Peut-être objectera-t-on que ce n'est pas respecter les renards que de vouloir les manipuler pour qu'ils deviennent végétariens ? Mais pourquoi faudrait-il placer sur le même plan le prédateur et la proie ? Lorsqu'un renard dévore un lapin, qui est-ce qui souffre, le renard ou le lapin ? Bien sûr, j'applaudirais si l'on pouvait rendre les renards végétariens en modifiant seulement un de leurs gènes, sans qu'ils se rendent compte de rien et sans que rien ne soit changé dans leur aspect ou leur comportement (mis à part qu'ils chasseraient des plantes au lieu de lapins...) ; l'idéal est toujours dans l'intervention la plus simple. Mais s'il faut modifier génétiquement l'espèce « renard » pour en faire une autre espèce n'ayant plus rien à voir avec la précédente, alors je suis prêt à l'accepter puisque cela évitera à des millions de lapins d'être mangés. Lorsque les humains modifient les races de chiens à leur convenance, cela n'est que futilité, car ce n'est évidemment pas pour le bien des chiens, mais pour le simple plaisir des humains. Mais il n'est pas question de cela dans l'intervention sur les renards ; il est question de modifier leur mode d'alimentation, pas le fait qu'ils restent une espèce sauvage, libre et participant aux écosystèmes, même s'ils deviennent une espèce différente. Or des espèces animales différentes, l'évolution en a produit sans cesse et celles qui se sont modifiées ne l'on pas fait à cause d'un manque de respect de l'évolution envers elles ; elles l'ont fait parce que le monde changeait. Aujourd'hui, le monde animal pourrait être radicalement modifié du fait d'une intervention humaine. Ce serait un manque de respect envers les animaux si cela ne visait qu'à satisfaire des intérêts humains ; mais si, au contraire, cela vise à éradiquer la souffrance dans le monde animal, alors je ne vois pas où est le manque de respect...

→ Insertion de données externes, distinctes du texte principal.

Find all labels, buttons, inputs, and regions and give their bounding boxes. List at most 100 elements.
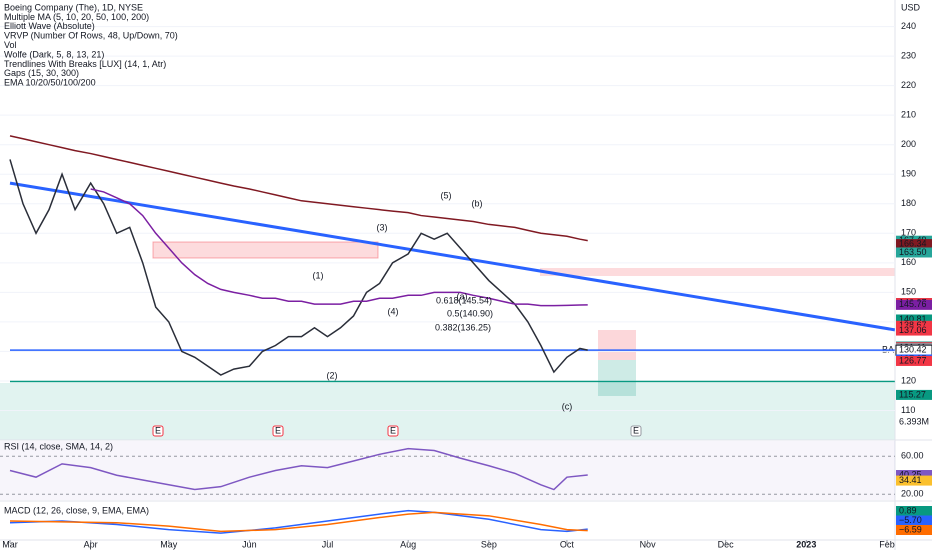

Finalement, la prédation fait bien partie du domaine de l'interrogation humaine. La route est certainement longue avant que le pas culturel soit franchi, qui la verra devenir un sujet de recherche des sciences de la vie. Néanmoins, j'ai confiance dans les capacités de réflexion de l'esprit humain et je pense que cette évolution est inéluctable. Qu'on le veuille ou non, nous produisons de la culture, et une des meilleures conséquences de cette irrépressible activité, c'est de nous débarrasser petit à petit de nos paralysies psychiques et de nous rendre de plus en plus libres d'agir dans le sens du bien.